Рыжий услышал и без колебаний сделал то, что ему велели. Это был настоящий солдат. Он не стал с глубокомысленным видом ковырять в носу и спрашивать, почему это он должен поворачивать вправо, а просто сменил курс, продолжая пятиться и бить короткими очередями туда, где залегли остатки боевиков.
– Красиво, командир, – прохрипел рыжий, когда Глеб догнал его и блондинку. Они бежали через сад, пригибаясь под низко нависающими ветвями яблонь, с которых капля за каплей стекала вода. Над их головами прошла очередь, и они нагнулись еще ниже. Блондинка, пыхтя, тащила свою камеру, которая колотила ее по ногам и цеплялась за все подряд. – Красиво, – повторил рыжий, – только толку чуть. Их тут сотни полторы, так что хрен мы отсюда уйдем. Затравят, как зайцев…
– Побереги дыхание, – сказал Глеб, и рыжий послушно замолчал. Он приостановился, обернулся и дал короткую очередь. Позади раздался крик боли и шум падения. Судя по звуку, кто-то только что плашмя рухнул в кусты малины, мимо которых Глеб и его спутники пробежали несколько секунд назад.
– Вот так, сучий потрох, – процедил рыжий, догоняя Глеба. – Помирать, так с музыкой.
– Погоди помирать, – сказал Глеб, останавливаясь. – Прикрой-ка.
Рыжий припал на одно колено, повернувшись лицом в ту сторону, откуда они только что прибежали, и начал бить короткими очередями, экономя патроны. У него было два рожка, смотанных между собой голубой изолентой, но один из них уже опустел во время боя на школьном дворе, а второй подходил к концу.
Глеб дважды сильно ударил ногой по забору, разделявшему два участка.

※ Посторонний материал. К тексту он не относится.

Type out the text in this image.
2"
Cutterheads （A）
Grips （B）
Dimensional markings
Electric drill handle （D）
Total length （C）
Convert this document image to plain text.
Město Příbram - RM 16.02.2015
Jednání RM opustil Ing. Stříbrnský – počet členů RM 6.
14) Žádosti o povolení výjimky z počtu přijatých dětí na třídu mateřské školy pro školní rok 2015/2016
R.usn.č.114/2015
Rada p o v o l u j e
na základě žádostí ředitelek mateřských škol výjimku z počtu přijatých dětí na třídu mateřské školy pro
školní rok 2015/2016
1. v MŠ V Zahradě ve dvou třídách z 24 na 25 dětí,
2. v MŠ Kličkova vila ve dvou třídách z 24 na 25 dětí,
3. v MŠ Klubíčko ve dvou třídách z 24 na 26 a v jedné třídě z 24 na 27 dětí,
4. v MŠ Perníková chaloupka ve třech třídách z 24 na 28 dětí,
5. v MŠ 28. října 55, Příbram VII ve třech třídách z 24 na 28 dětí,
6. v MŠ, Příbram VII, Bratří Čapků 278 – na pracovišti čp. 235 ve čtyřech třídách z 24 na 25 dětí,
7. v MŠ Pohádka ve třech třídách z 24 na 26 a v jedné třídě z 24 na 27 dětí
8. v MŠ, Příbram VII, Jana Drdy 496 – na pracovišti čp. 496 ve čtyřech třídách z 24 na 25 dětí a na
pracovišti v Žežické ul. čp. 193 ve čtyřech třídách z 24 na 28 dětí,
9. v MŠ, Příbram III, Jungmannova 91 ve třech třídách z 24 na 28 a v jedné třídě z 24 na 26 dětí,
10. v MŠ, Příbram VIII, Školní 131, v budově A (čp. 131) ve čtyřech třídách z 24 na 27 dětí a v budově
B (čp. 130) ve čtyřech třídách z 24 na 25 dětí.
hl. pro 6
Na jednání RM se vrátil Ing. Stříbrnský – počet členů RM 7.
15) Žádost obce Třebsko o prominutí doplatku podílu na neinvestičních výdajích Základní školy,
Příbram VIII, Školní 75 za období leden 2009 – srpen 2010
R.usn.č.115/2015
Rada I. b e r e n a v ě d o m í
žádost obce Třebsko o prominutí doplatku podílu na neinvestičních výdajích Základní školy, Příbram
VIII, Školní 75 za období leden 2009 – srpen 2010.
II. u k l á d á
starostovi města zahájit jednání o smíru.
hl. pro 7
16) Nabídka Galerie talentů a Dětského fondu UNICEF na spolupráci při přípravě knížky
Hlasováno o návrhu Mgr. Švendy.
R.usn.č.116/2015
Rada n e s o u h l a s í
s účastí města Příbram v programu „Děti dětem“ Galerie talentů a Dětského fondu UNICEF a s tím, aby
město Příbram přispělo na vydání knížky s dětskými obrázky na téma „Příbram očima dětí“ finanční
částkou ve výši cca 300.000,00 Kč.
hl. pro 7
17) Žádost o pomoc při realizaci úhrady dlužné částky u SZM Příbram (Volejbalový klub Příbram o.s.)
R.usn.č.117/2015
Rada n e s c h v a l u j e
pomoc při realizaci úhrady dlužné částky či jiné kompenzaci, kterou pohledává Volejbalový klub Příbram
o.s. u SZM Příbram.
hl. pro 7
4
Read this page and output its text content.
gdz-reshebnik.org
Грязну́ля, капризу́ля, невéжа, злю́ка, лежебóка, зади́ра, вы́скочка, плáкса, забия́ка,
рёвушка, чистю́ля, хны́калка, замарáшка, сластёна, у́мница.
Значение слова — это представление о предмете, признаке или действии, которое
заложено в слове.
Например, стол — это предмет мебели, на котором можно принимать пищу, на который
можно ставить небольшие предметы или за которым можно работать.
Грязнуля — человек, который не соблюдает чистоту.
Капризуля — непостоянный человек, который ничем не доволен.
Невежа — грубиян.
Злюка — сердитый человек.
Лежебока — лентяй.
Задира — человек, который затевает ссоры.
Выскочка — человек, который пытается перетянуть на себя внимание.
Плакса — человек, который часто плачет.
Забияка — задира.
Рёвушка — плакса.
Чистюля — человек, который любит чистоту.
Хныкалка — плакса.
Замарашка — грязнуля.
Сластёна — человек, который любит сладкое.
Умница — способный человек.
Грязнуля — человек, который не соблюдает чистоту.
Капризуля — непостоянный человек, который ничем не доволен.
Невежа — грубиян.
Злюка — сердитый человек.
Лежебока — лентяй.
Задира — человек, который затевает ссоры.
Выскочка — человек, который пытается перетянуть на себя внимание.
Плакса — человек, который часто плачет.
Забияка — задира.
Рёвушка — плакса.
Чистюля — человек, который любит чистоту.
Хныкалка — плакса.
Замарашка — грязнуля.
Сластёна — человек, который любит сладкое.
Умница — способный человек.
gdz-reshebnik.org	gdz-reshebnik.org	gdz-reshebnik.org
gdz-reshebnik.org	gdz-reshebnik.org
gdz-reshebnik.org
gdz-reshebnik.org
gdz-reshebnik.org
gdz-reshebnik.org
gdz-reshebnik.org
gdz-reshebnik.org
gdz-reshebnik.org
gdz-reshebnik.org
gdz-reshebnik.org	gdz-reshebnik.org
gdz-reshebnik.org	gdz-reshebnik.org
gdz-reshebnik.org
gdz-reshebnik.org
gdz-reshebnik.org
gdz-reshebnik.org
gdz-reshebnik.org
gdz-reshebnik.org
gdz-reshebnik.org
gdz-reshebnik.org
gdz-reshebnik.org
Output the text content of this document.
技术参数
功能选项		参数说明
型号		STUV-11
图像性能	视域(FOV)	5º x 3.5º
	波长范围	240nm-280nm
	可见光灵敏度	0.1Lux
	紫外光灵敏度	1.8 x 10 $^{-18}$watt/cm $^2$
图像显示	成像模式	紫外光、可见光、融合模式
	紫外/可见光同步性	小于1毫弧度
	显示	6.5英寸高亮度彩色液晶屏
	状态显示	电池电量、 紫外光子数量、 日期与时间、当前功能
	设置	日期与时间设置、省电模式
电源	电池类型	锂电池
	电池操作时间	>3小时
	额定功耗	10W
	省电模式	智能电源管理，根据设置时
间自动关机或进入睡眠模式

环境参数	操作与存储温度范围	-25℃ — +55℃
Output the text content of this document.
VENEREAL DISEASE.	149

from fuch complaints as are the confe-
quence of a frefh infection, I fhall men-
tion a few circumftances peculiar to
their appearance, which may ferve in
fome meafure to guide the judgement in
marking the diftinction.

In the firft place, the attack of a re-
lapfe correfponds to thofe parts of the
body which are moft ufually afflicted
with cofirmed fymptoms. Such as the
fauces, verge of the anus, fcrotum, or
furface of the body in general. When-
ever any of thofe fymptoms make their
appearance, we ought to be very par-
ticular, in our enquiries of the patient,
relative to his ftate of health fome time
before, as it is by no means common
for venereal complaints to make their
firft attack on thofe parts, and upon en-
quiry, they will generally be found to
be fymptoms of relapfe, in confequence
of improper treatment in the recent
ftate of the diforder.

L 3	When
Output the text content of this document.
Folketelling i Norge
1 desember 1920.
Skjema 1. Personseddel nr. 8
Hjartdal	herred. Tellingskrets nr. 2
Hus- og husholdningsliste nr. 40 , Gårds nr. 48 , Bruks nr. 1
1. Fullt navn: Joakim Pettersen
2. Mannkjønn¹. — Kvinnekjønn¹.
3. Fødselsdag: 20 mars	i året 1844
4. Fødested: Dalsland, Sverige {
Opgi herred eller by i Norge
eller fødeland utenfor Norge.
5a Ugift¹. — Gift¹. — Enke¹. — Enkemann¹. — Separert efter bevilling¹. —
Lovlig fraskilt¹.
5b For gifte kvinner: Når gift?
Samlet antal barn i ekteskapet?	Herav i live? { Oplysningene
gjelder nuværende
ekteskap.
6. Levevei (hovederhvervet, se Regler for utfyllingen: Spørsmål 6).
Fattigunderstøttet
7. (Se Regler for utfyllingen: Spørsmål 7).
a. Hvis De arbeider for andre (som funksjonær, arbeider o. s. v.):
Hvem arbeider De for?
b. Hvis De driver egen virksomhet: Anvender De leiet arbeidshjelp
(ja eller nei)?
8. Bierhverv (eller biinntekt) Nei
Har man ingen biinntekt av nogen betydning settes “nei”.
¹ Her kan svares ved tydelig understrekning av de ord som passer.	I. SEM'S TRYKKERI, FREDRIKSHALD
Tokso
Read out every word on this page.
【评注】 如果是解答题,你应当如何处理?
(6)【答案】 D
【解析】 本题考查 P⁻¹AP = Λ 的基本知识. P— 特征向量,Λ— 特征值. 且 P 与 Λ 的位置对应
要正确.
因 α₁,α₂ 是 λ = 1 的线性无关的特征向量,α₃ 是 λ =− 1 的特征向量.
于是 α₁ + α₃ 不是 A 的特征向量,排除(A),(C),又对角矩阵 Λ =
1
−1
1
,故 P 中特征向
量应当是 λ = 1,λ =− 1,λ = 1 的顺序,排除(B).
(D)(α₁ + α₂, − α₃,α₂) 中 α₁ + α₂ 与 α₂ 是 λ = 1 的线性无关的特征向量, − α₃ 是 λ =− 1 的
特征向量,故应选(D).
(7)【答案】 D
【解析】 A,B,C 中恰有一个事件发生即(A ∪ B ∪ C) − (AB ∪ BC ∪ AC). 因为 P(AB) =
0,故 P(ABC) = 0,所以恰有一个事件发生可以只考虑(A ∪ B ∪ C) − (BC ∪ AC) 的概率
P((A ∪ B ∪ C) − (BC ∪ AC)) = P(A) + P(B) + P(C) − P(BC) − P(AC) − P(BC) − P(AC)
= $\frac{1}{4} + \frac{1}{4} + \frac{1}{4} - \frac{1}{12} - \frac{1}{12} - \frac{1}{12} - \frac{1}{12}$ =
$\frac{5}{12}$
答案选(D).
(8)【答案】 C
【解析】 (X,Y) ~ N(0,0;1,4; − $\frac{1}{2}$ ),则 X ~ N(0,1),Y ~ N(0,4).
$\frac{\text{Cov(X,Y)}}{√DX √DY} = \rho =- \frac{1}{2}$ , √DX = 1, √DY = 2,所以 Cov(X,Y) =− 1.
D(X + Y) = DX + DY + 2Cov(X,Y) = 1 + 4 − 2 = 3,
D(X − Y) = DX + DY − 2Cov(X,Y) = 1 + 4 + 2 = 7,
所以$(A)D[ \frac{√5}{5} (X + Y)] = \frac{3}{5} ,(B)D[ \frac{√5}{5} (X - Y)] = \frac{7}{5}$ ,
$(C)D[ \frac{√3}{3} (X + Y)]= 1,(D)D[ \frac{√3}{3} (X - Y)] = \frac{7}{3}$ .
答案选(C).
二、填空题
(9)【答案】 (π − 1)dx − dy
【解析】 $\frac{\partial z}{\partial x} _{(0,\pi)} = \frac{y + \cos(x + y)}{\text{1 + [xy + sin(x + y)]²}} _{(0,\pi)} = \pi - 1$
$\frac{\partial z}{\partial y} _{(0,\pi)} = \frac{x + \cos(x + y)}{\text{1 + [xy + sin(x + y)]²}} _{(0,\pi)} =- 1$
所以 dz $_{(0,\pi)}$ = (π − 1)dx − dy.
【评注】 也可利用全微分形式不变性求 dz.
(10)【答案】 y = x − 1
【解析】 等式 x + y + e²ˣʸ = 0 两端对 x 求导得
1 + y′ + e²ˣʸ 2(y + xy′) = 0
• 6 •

Доска отлетела с сырым треском. Еще один удар ногой расширил пролом. Глеб заглянул в открывшуюся щель, удовлетворенно кивнул, протолкнул в соседний двор блондинку с ее видеокамерой, махнул рыжему и нырнул в пролом.
Кое-как прикрытый старым брезентом и рваной маскировочной сетью танк стоял именно там, где Глеб рассчитывал его найти. Его дуло было повернуто назад, на добрых полметра высовываясь из приоткрытых ворот, а передняя часть упиралась в беленую стену сарая. Из открытой двери сарая вдруг выскочил человек с винтовкой, и Глеб срезал его одиночным выстрелом.
– Мать твою! – восхищенно выдохнул рыжий, увидев танк. – Ну, держись, сучье племя! Пошла!
Последние слова были адресованы блондинке, которая с упорством клинического дебила опять пристраивала на плече камеру, собираясь, видимо, заснять танк, и сопровождались ощутимым толчком между лопаток.